Ayoub Al Jawaldeh 1 and Ghada Sayed 2

1World Health Organization Regional Office for the Eastern Mediterranean, Cairo, Egypt (Correspondence to: A. Al Jawaldeh: This e-mail address is being protected from spambots. You need JavaScript enabled to view it ). 2International Baby Food Action Network Arab World Coordinator, Cairo, Egypt.

Abstract

Background: Optimal breastfeeding practices and appropriate complementary feeding improve child health, survival and development. The countries of the Eastern Mediterranean Region have made significant strides in formulation and implementation of legislation to protect and promote breastfeeding based on The International Code of Marketing of Breast-milk Substitutes (the Code) and subsequent relevant World Health Assembly resolutions.

Aim: To assess the implementation of the Code in the Region.

Methods: Assessment was conducted by the World Health Organization (WHO) Regional Office for the Eastern Mediterranean using a WHO standard questionnaire.

Results: Seventeen countries in the Region have enacted legislation to protect breastfeeding. Only 6 countries have comprehensive legislation or other legal measures reflecting all or most provisions of the Code; 4 countries have legal measures incorporating many provisions of the Code; 7 countries have legal measures that contain a few provisions of the Code; 4 countries are currently studying the issue; and only 1 country has no measures in place. Further analysis of the legislation found that the text of articles in the laws fully reflected the Code articles in only 6 countries.

Conclusion: Most countries need to revisit and amend existing national legislation to implement fully the Code and relevant World Health Assembly resolutions, supported by systematic monitoring and reporting.

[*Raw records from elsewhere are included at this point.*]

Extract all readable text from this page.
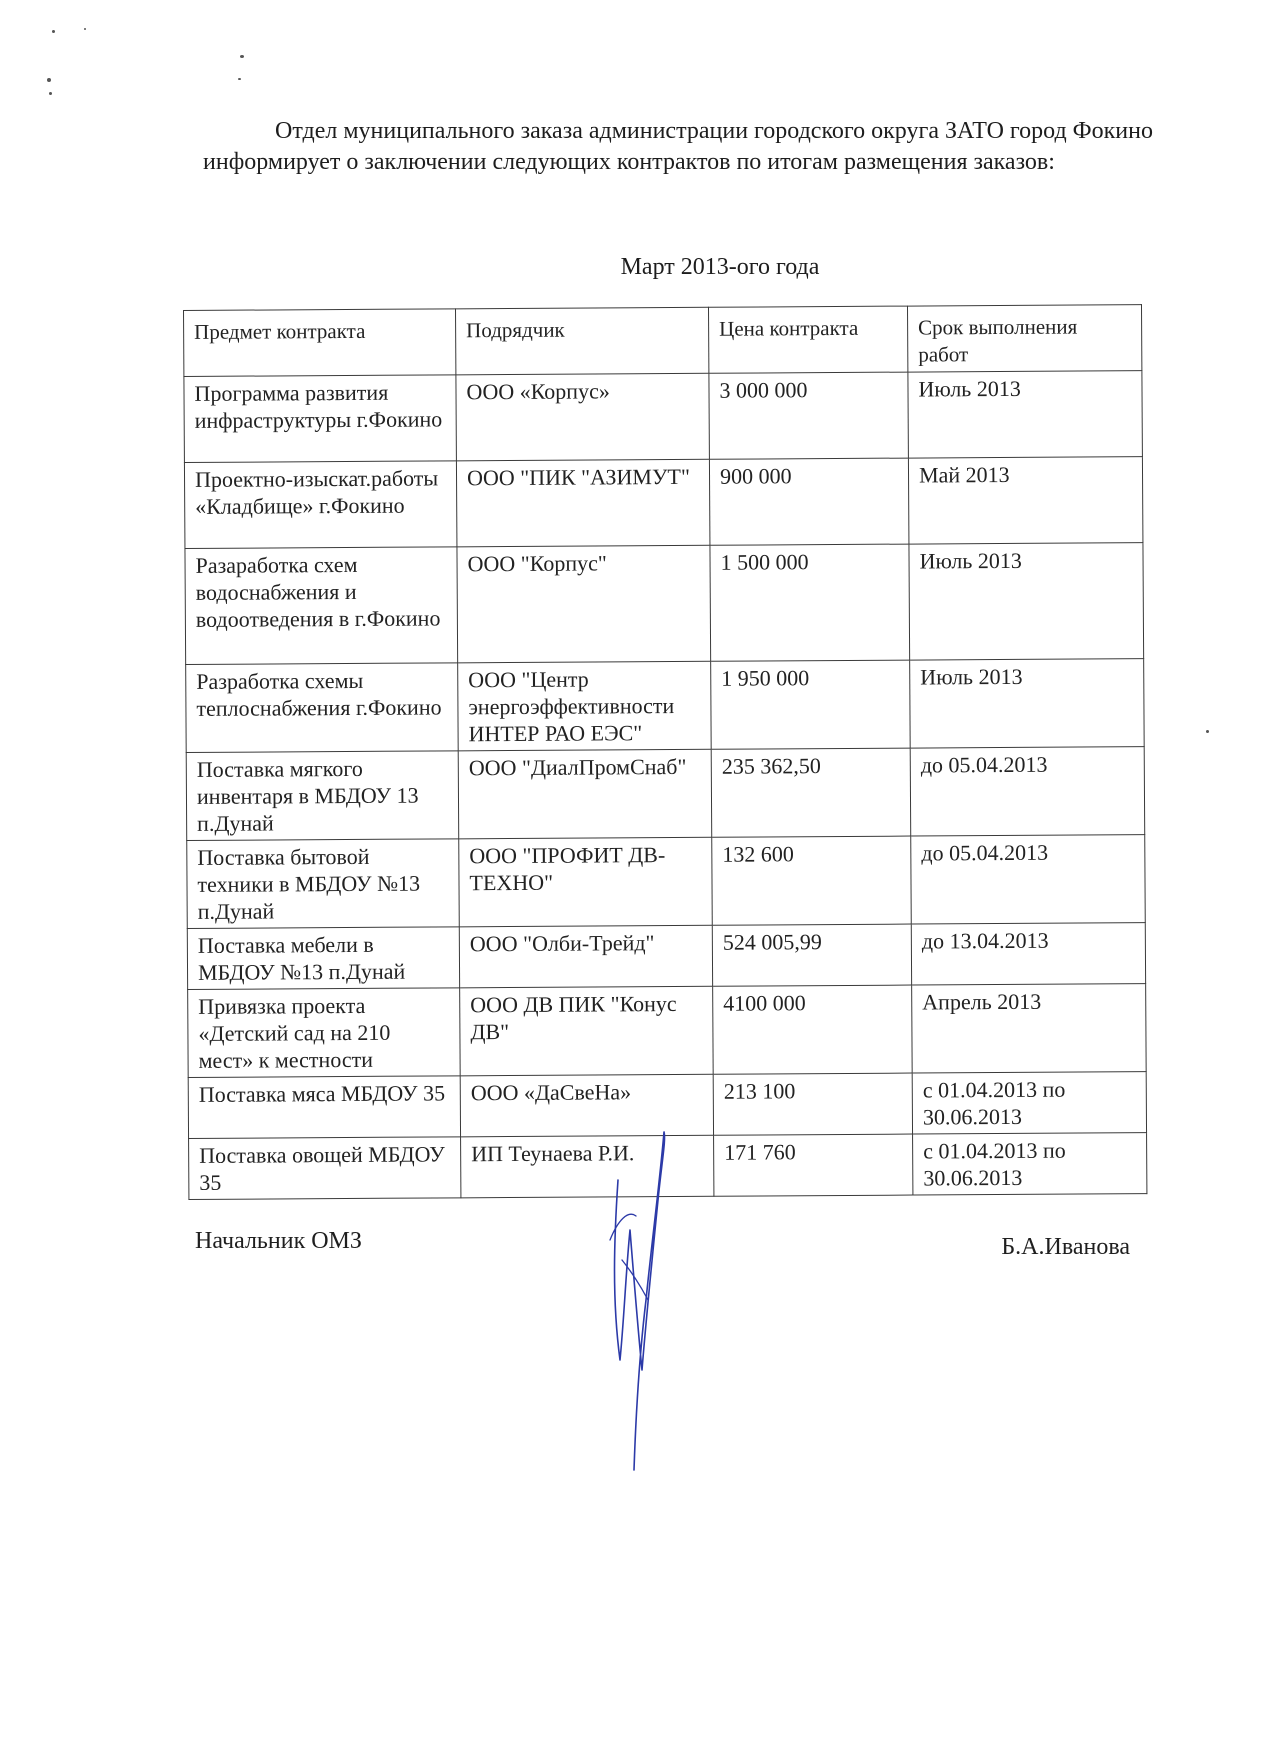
Отдел муниципального заказа администрации городского округа ЗАТО город Фокино информирует о заключении следующих контрактов по итогам размещения заказов:

Март 2013-ого года

Предмет контракта	Подрядчик	Цена контракта	Срок выполнения работ
Программа развития инфраструктуры г.Фокино	ООО «Корпус»	3 000 000	Июль 2013
Проектно-изыскат.работы «Кладбище» г.Фокино	ООО "ПИК "АЗИМУТ"	900 000	Май 2013
Разаработка схем водоснабжения и водоотведения в г.Фокино	ООО "Корпус"	1 500 000	Июль 2013
Разработка схемы теплоснабжения г.Фокино	ООО "Центр энергоэффективности ИНТЕР РАО ЕЭС"	1 950 000	Июль 2013
Поставка мягкого инвентаря в МБДОУ 13 п.Дунай	ООО "ДиалПромСнаб"	235 362,50	до 05.04.2013
Поставка бытовой техники в МБДОУ №13 п.Дунай	ООО "ПРОФИТ ДВ-ТЕХНО"	132 600	до 05.04.2013
Поставка мебели в МБДОУ №13 п.Дунай	ООО "Олби-Трейд"	524 005,99	до 13.04.2013
Привязка проекта «Детский сад на 210 мест» к местности	ООО ДВ ПИК "Конус ДВ"	4100 000	Апрель 2013
Поставка мяса МБДОУ 35	ООО «ДаСвеНа»	213 100	с 01.04.2013 по 30.06.2013
Поставка овощей МБДОУ 35	ИП Теунаева Р.И.	171 760	с 01.04.2013 по 30.06.2013
Начальник ОМЗ	Б.А.Иванова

Keywords: International code of marketing of breast-milk substitutes; breastfeeding; child health; malnutrition; infant milk formula

Citation: Al Jawaldeh A, Sayed G. Implementation of the international code of marketing of breast milk substitutes in the Eastern Mediterranean Region. East Mediterr Health J. 2018(1):25–32. https://doi.org/10.26719/ 2018.24.1.25

Received: 17/09/17; accepted: 04/01/18

Copyright © World Health Organization (WHO) 2018. Some rights reserved. This work is available under the CC BY-NC-SA 3.0 IGO license (https://creativecommons.org/licenses/by-nc-sa/3.0/igo)


Introduction

Optimal breastfeeding and appropriate complementary feeding improve child health, survival and development (1). Globally, breastfeeding has the potential to prevent about 820 000 deaths annually among children aged < 5 years if all children aged 0–23 months were optimally breastfed (2). Inappropriate feeding practices lead to infant malnutrition, morbidity and mortality in all countries, and improper practices in the marketing of breast-milk substitutes and related products can contribute to these major public health problems (3).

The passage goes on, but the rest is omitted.